BIMC Kuta, BIMC Nusa Dua, Siloam Bali, or your nearest Jakarta hospital. Know the address and emergency number. Save it in your phone under "Medical Emergency."
International SOS, Global Rescue, Medjet, or your international health insurer's 24-hour emergency line. This needs to be accessible without your phone — write it down somewhere.
For most serious conditions from Bali: Singapore. For cardiac surgery: Singapore or Bangkok. For Australians: Darwin is an option. Know this in advance — don't decide during a crisis.
Many policies exclude motorbike accidents unless you hold a valid SIM C (Indonesian motorcycle licence) or recognized IDP. In Bali, motorbike is the primary transport. Read your exclusions before you rent.

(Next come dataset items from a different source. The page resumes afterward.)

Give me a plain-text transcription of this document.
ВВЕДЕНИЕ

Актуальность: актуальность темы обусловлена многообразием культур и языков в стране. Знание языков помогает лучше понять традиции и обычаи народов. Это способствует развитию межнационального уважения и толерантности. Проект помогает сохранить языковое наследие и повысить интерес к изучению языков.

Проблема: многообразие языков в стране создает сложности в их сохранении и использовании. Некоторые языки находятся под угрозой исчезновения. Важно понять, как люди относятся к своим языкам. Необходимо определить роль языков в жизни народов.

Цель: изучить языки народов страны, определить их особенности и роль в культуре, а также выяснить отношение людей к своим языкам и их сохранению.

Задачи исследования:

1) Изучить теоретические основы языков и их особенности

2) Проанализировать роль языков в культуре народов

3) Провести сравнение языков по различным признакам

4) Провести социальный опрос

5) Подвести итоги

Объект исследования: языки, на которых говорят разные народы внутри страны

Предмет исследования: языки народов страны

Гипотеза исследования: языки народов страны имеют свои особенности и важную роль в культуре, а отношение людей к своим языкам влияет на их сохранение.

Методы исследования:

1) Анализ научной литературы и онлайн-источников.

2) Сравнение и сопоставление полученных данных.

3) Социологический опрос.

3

Adventure sports exclusions catch people out. Diving decompression sickness treatment (hyperbaric chamber) is expensive. DAN (Divers Alert Network) membership is specifically designed for diving medical coverage.
If you're incapacitated, someone needs to know your insurer's number, your policy number, and your preferred evacuation destination. Share your plan with a trusted person in Bali or at home.
Most of the "Bali horror story" content circulating online — sick traveler stranded, family scrambling to organize evacuation, GoFundMe to pay the air ambulance bill — describes a completely preventable situation. The combination of international health insurance with evacuation coverage plus a dedicated evacuation membership is roughly USD 100–250/month all-in for most adults under 50. That is the single most cost-effective protection you will buy as an Indonesia-based expat.
If you genuinely cannot afford that, you cannot afford to be a long-term expat in Bali. This is a hard sentence to read, but it's the honest one. Indonesia is one of the most rewarding places to live in the world. It's also one where the consequences of being uninsured during a medical emergency are unusually severe. Build the insurance into your moving budget from day one. Don't tell yourself you'll sort it out once you're settled.